L43-44: How important is IHD as a cause of death in Africa – and Kenya and Nigeria in particular? I can see that this information appears in the discussion, but I suggest at least some of it be moved to the introduction. It is central to the rationale for this study.

L93-94: If available, please include information about market share.

L92-96: A major consideration in a study like this is the representativeness of the stores sampled. Readers need to be provided with more information about these samples in order to gauge what is being reported. What does ‘major’ mean and how was it determined? Were the chains sampled in Nairobi operating all over the country? What were the supermarkets or supermarket chains from which data were collected in Nigeria and how were they identified?

L98: What products in these countries would have ingredient lists on the label? Please briefly describe and/or reference the regulations governing labelling. To put the data collection in perspective, readers need to understand the regulatory context for this study. It would also be helpful to know what if any public health messaging is present in these countries with respect to trans fats. Are consumers being advised to avoid foods with iTFA?

L101-103: This is not a sentence.

L107-109: What are the regulations concerning the presentation of NIP and declaration of trans fatty acid levels on this panel in these countries?  

L117-120: Why did so many pre-packaged products not have ingredient information?

L178-181: Were products containing specific ingredients indicative of iTFA more or less likely to display information about TFA on their NIPs than products not containing such ingredients?
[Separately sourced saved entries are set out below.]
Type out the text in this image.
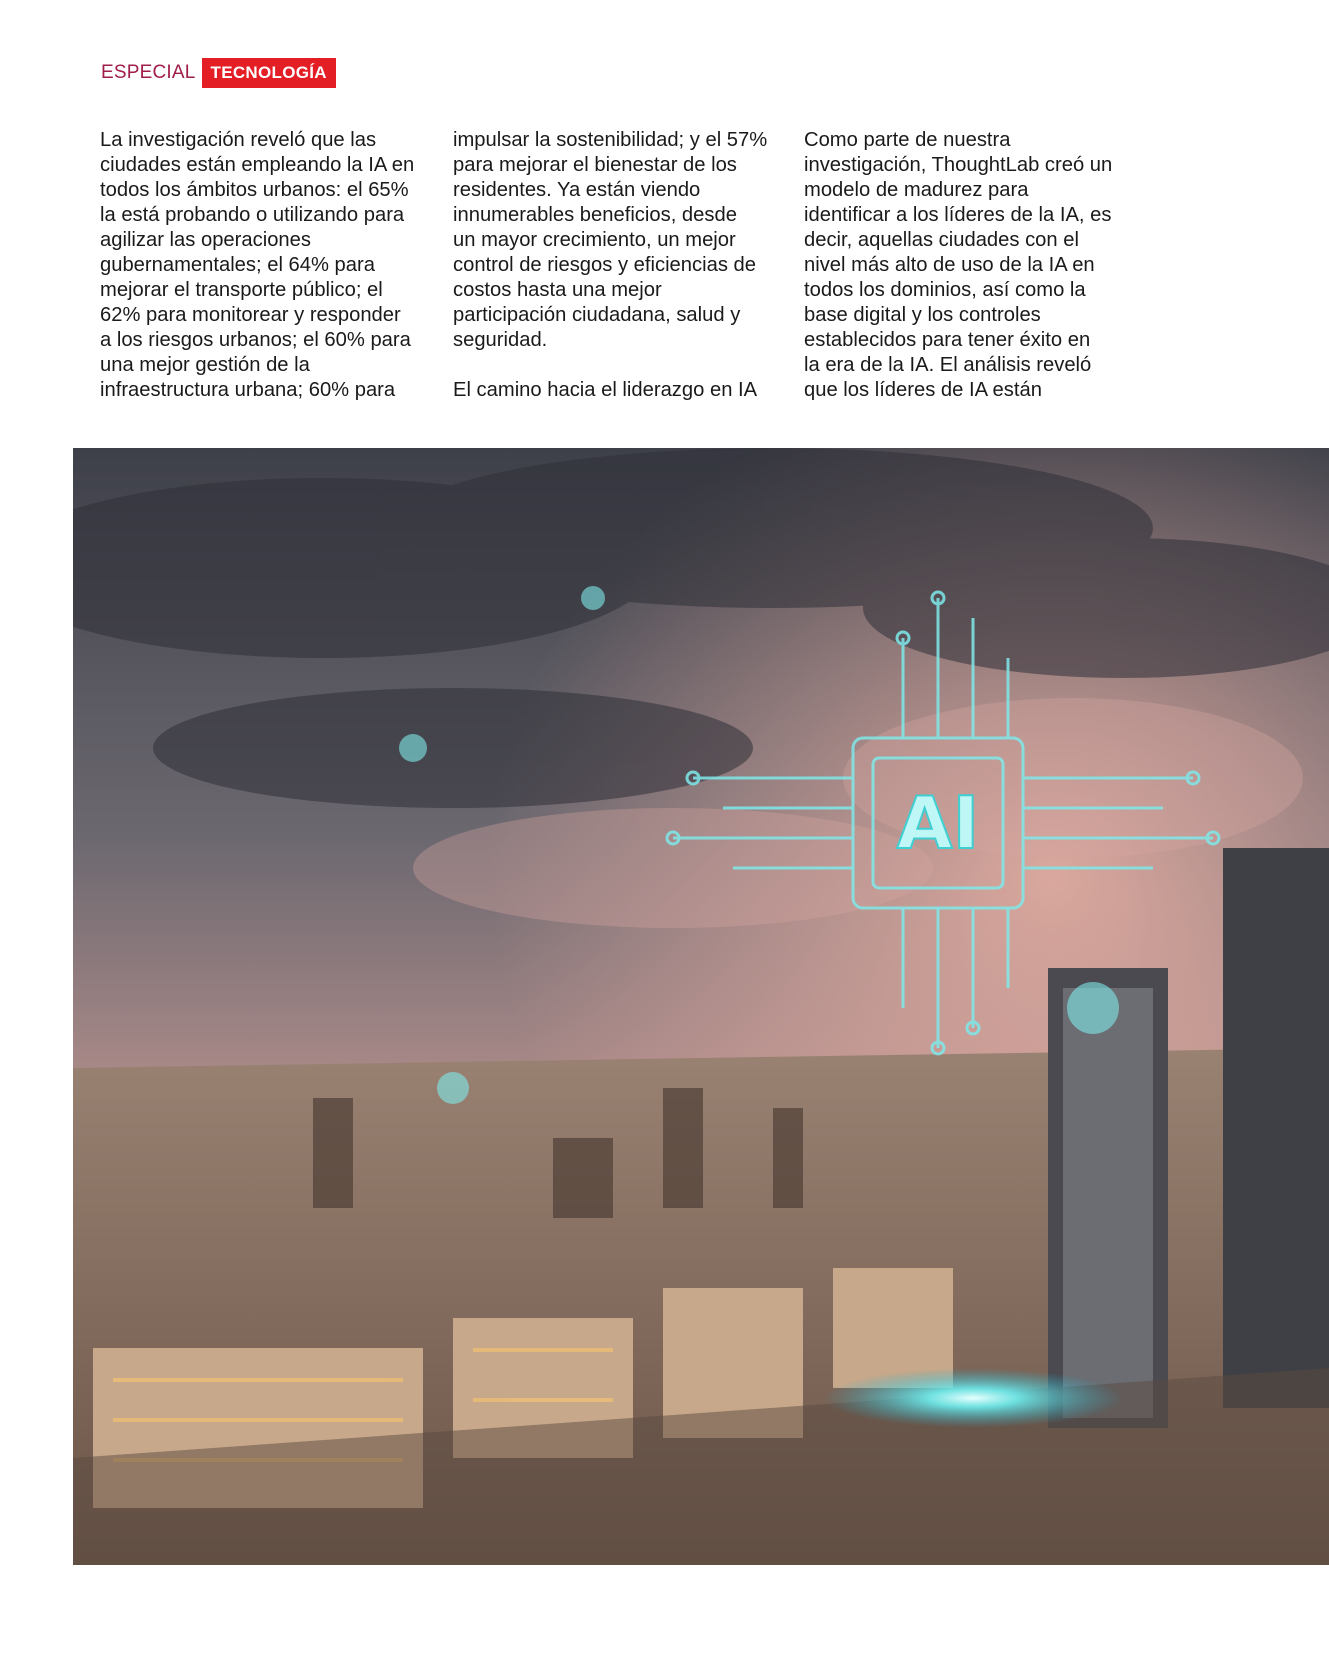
ESPECIAL TECNOLOGÍA

La investigación reveló que las
ciudades están empleando la IA en
todos los ámbitos urbanos: el 65%
la está probando o utilizando para
agilizar las operaciones
gubernamentales; el 64% para
mejorar el transporte público; el
62% para monitorear y responder
a los riesgos urbanos; el 60% para
una mejor gestión de la
infraestructura urbana; 60% para

impulsar la sostenibilidad; y el 57%
para mejorar el bienestar de los
residentes. Ya están viendo
innumerables beneficios, desde
un mayor crecimiento, un mejor
control de riesgos y eficiencias de
costos hasta una mejor
participación ciudadana, salud y
seguridad.

El camino hacia el liderazgo en IA

Como parte de nuestra
investigación, ThoughtLab creó un
modelo de madurez para
identificar a los líderes de la IA, es
decir, aquellas ciudades con el
nivel más alto de uso de la IA en
todos los dominios, así como la
base digital y los controles
establecidos para tener éxito en
la era de la IA. El análisis reveló
que los líderes de IA están

AI
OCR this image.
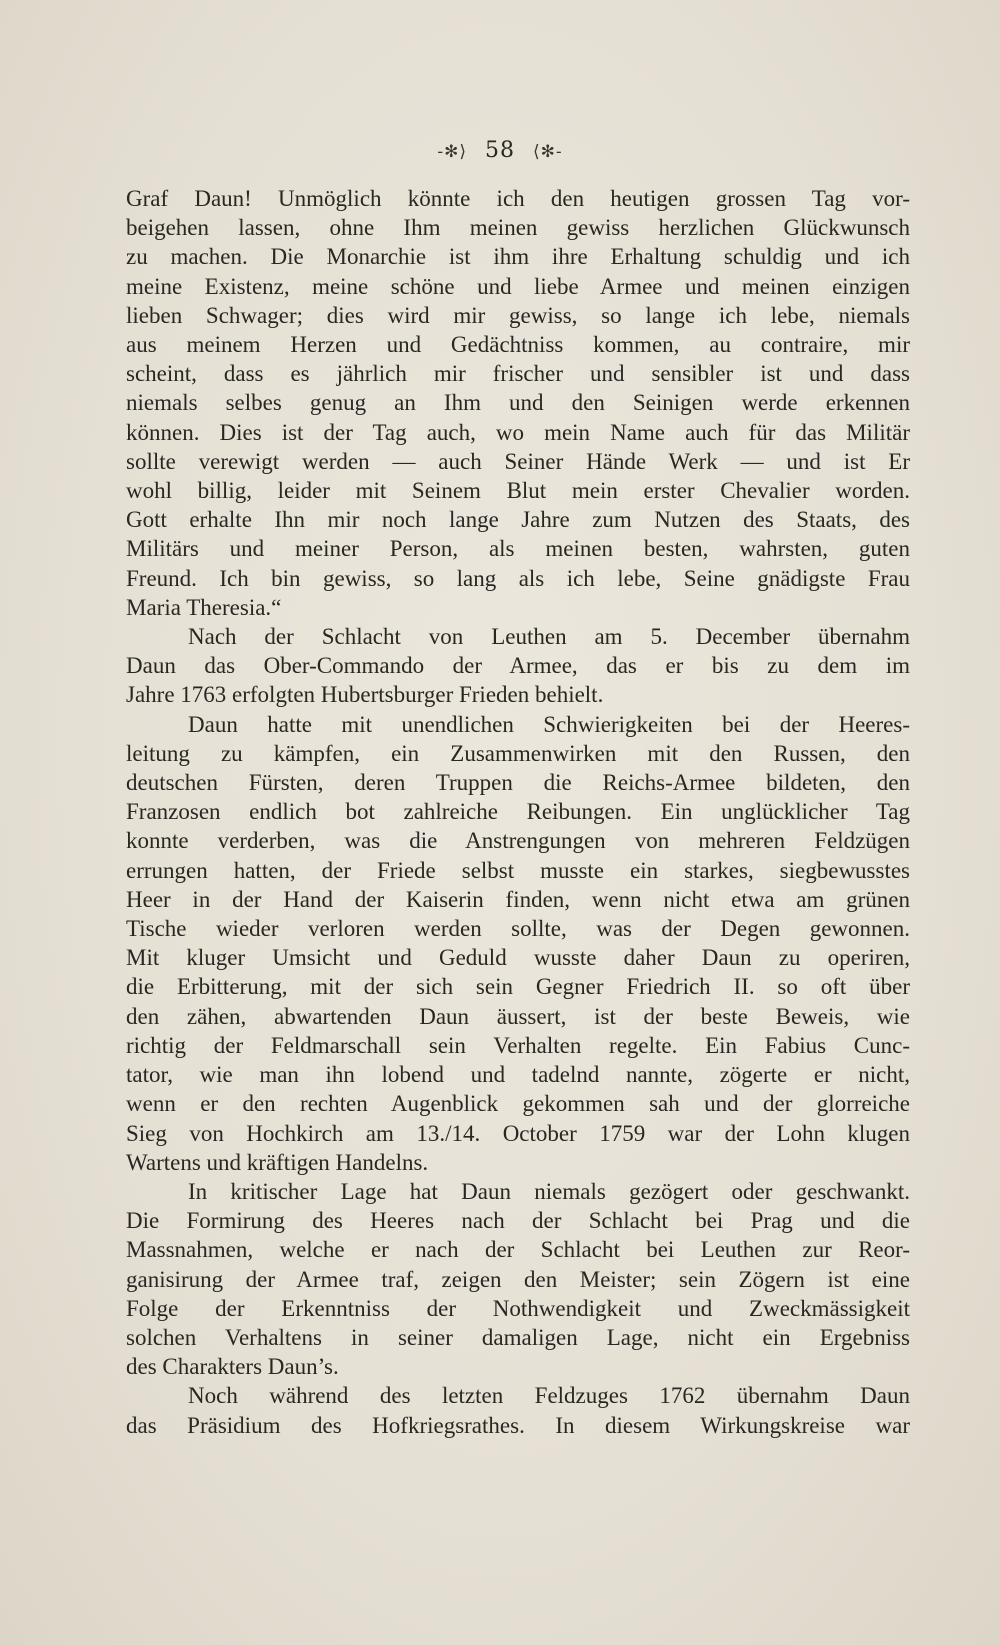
-✻⟩ 58 ⟨✻-

Graf Daun! Unmöglich könnte ich den heutigen grossen Tag vor-

beigehen lassen, ohne Ihm meinen gewiss herzlichen Glückwunsch

zu machen. Die Monarchie ist ihm ihre Erhaltung schuldig und ich

meine Existenz, meine schöne und liebe Armee und meinen einzigen

lieben Schwager; dies wird mir gewiss, so lange ich lebe, niemals

aus meinem Herzen und Gedächtniss kommen, au contraire, mir

scheint, dass es jährlich mir frischer und sensibler ist und dass

niemals selbes genug an Ihm und den Seinigen werde erkennen

können. Dies ist der Tag auch, wo mein Name auch für das Militär

sollte verewigt werden — auch Seiner Hände Werk — und ist Er

wohl billig, leider mit Seinem Blut mein erster Chevalier worden.

Gott erhalte Ihn mir noch lange Jahre zum Nutzen des Staats, des

Militärs und meiner Person, als meinen besten, wahrsten, guten

Freund. Ich bin gewiss, so lang als ich lebe, Seine gnädigste Frau

Maria Theresia.“

Nach der Schlacht von Leuthen am 5. December übernahm

Daun das Ober-Commando der Armee, das er bis zu dem im

Jahre 1763 erfolgten Hubertsburger Frieden behielt.

Daun hatte mit unendlichen Schwierigkeiten bei der Heeres-

leitung zu kämpfen, ein Zusammenwirken mit den Russen, den

deutschen Fürsten, deren Truppen die Reichs-Armee bildeten, den

Franzosen endlich bot zahlreiche Reibungen. Ein unglücklicher Tag

konnte verderben, was die Anstrengungen von mehreren Feldzügen

errungen hatten, der Friede selbst musste ein starkes, siegbewusstes

Heer in der Hand der Kaiserin finden, wenn nicht etwa am grünen

Tische wieder verloren werden sollte, was der Degen gewonnen.

Mit kluger Umsicht und Geduld wusste daher Daun zu operiren,

die Erbitterung, mit der sich sein Gegner Friedrich II. so oft über

den zähen, abwartenden Daun äussert, ist der beste Beweis, wie

richtig der Feldmarschall sein Verhalten regelte. Ein Fabius Cunc-

tator, wie man ihn lobend und tadelnd nannte, zögerte er nicht,

wenn er den rechten Augenblick gekommen sah und der glorreiche

Sieg von Hochkirch am 13./14. October 1759 war der Lohn klugen

Wartens und kräftigen Handelns.

In kritischer Lage hat Daun niemals gezögert oder geschwankt.

Die Formirung des Heeres nach der Schlacht bei Prag und die

Massnahmen, welche er nach der Schlacht bei Leuthen zur Reor-

ganisirung der Armee traf, zeigen den Meister; sein Zögern ist eine

Folge der Erkenntniss der Nothwendigkeit und Zweckmässigkeit

solchen Verhaltens in seiner damaligen Lage, nicht ein Ergebniss

des Charakters Daun’s.

Noch während des letzten Feldzuges 1762 übernahm Daun

das Präsidium des Hofkriegsrathes. In diesem Wirkungskreise war
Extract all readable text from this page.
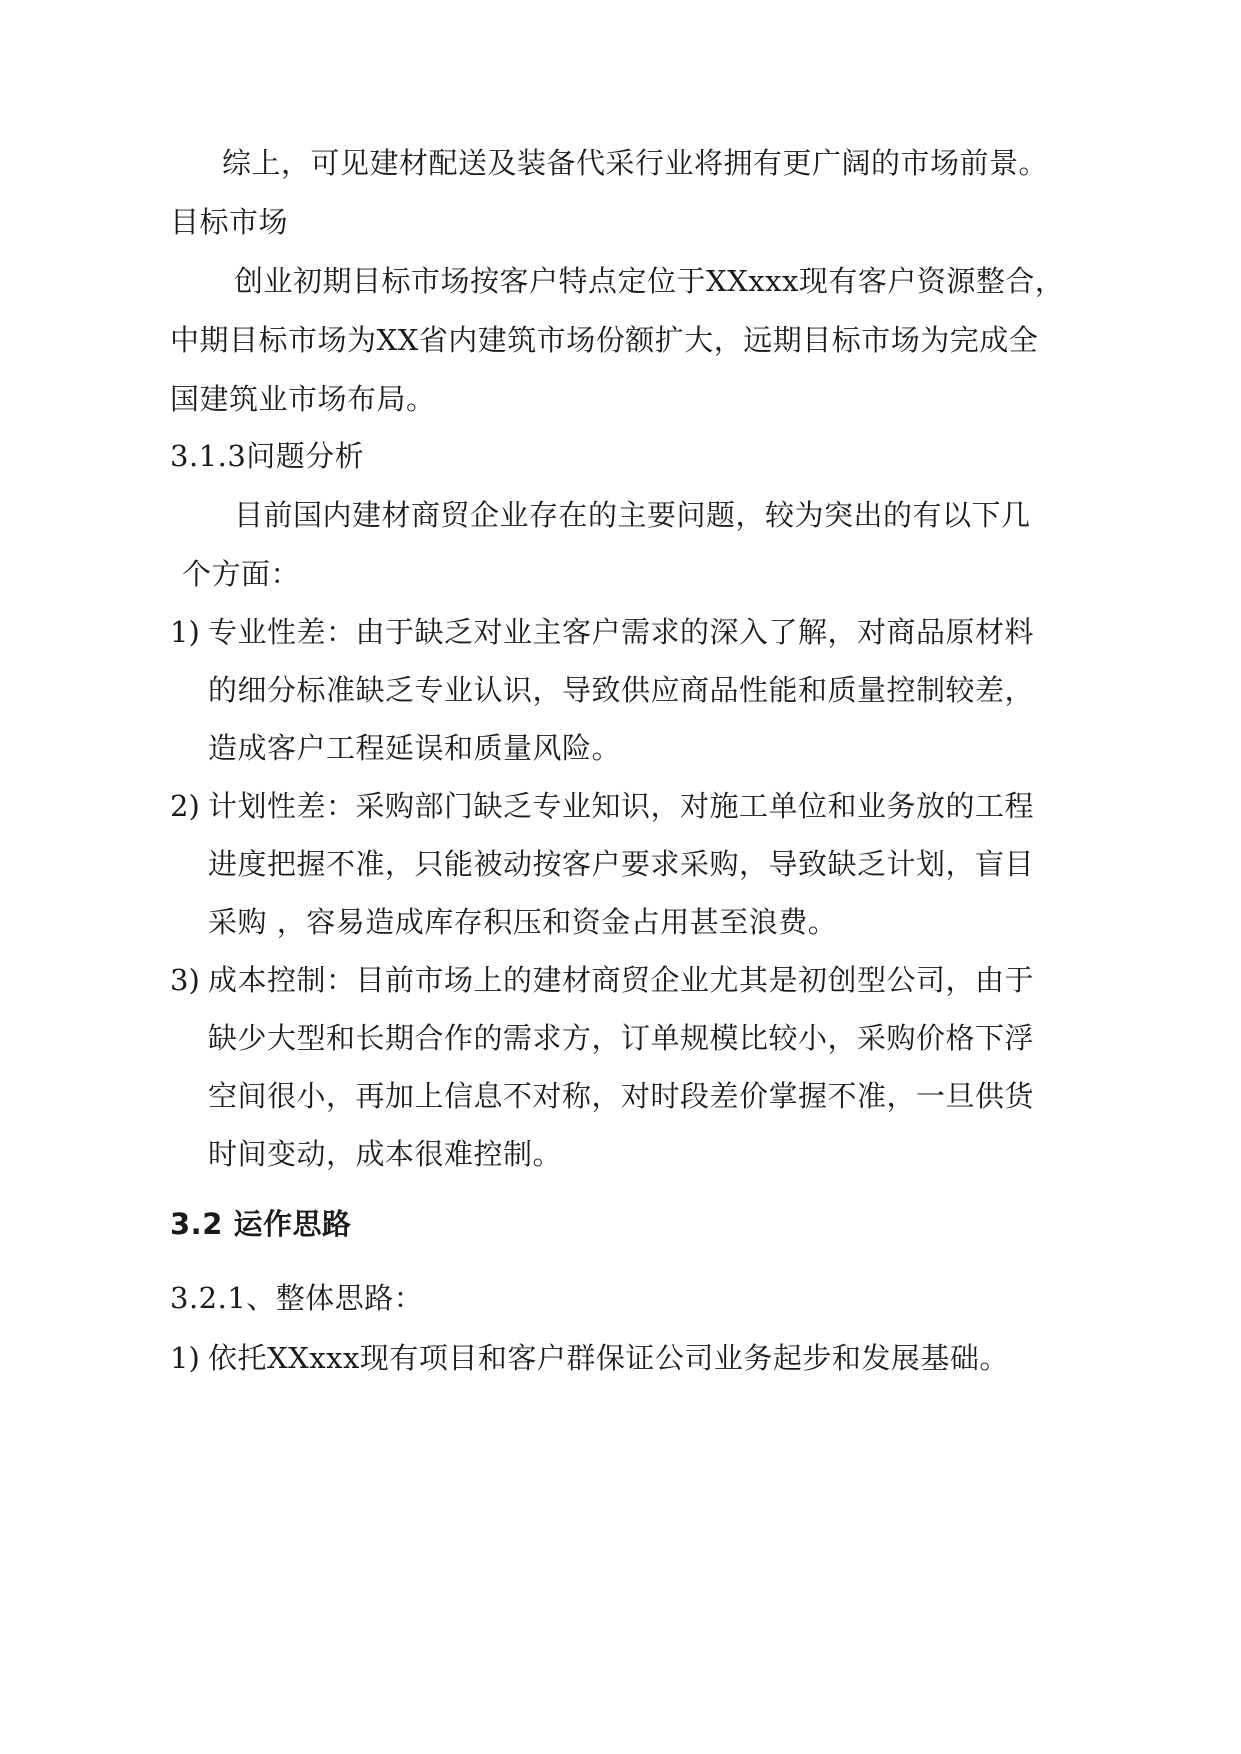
综上，可见建材配送及装备代采行业将拥有更广阔的市场前景。
目标市场
创业初期目标市场按客户特点定位于XXxxx现有客户资源整合，
中期目标市场为XX省内建筑市场份额扩大，远期目标市场为完成全
国建筑业市场布局。
3.1.3问题分析
目前国内建材商贸企业存在的主要问题，较为突出的有以下几
个方面：
1) 专业性差：由于缺乏对业主客户需求的深入了解，对商品原材料
的细分标准缺乏专业认识，导致供应商品性能和质量控制较差，
造成客户工程延误和质量风险。
2) 计划性差：采购部门缺乏专业知识，对施工单位和业务放的工程
进度把握不准，只能被动按客户要求采购，导致缺乏计划，盲目
采购 ，容易造成库存积压和资金占用甚至浪费。
3) 成本控制：目前市场上的建材商贸企业尤其是初创型公司，由于
缺少大型和长期合作的需求方，订单规模比较小，采购价格下浮
空间很小，再加上信息不对称，对时段差价掌握不准，一旦供货
时间变动，成本很难控制。
3.2 运作思路
3.2.1、整体思路：
1) 依托XXxxx现有项目和客户群保证公司业务起步和发展基础。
It would be interesting to see this comparison as the information in table 2 suggests that most of the products with labelled values had zero TFA. This is consistent with a much larger body of research indicating that voluntary nutrition labelling is primarily a marketing tool for industry.

L182-190: Because the trans fat content of products consumed on a daily basis is of most concern, it would be helpful to see information about how they relate to usual dietary intakes in the country, if such data are available.

L191-192: How do you know that most of these products are produced by major manufacturers?

L196-198: If the products impacted are staple foods for a large swath of the population, then I think the measures required to eliminate iTFA are unlikely to be as simple as the authors imply. Insofar as product reformulation increases food prices for lower income households, iTFA elimination may not be inconsequential. Presumably this issue would be factored into the cost-effectiveness analysis discussed in the next paragraph.

L210-212: How relevant the results of modelling work in Australia are to Nigeria or Kenya surely depends on the similarities and differences in these populations - their food consumption patterns, regulatory contexts, and other public health measures in place to discourage the use of iTFA-containing products? Readers really need more information about the current context in Nigeria and Kenya.

L222-229: How comparable were the stores sampled in the two countries? How representative are the products sold in these stores of the products sold elsewhere in these countries?

L222-242: I think it is also important to comment on the lack of information about market share and price. The current presentation of data treats all products as equal, but the trans fat concentrations of products that are consumed regularly and in substantial amounts matter much more than products only occasionally consumed. For example, if the trans fat-containing bakery products are the cheapest ones and therefore the ones most widely consumed, the fact that they comprise only a small fraction of the total universe of bakery products sampled is unimportant.

L245-247: Is the diversity observed worth including as a conclusion? Would anyone have expected otherwise?

L248-254: The current regulatory context in each country needs to be described earlier on, so that readers can understand what changes you are recommending and why.

 

 

 

Author Response

We thank the reviewer's time and effort in reviewing our manuscript and providing feedback. We have enclosed the responses to each comment in the attachment.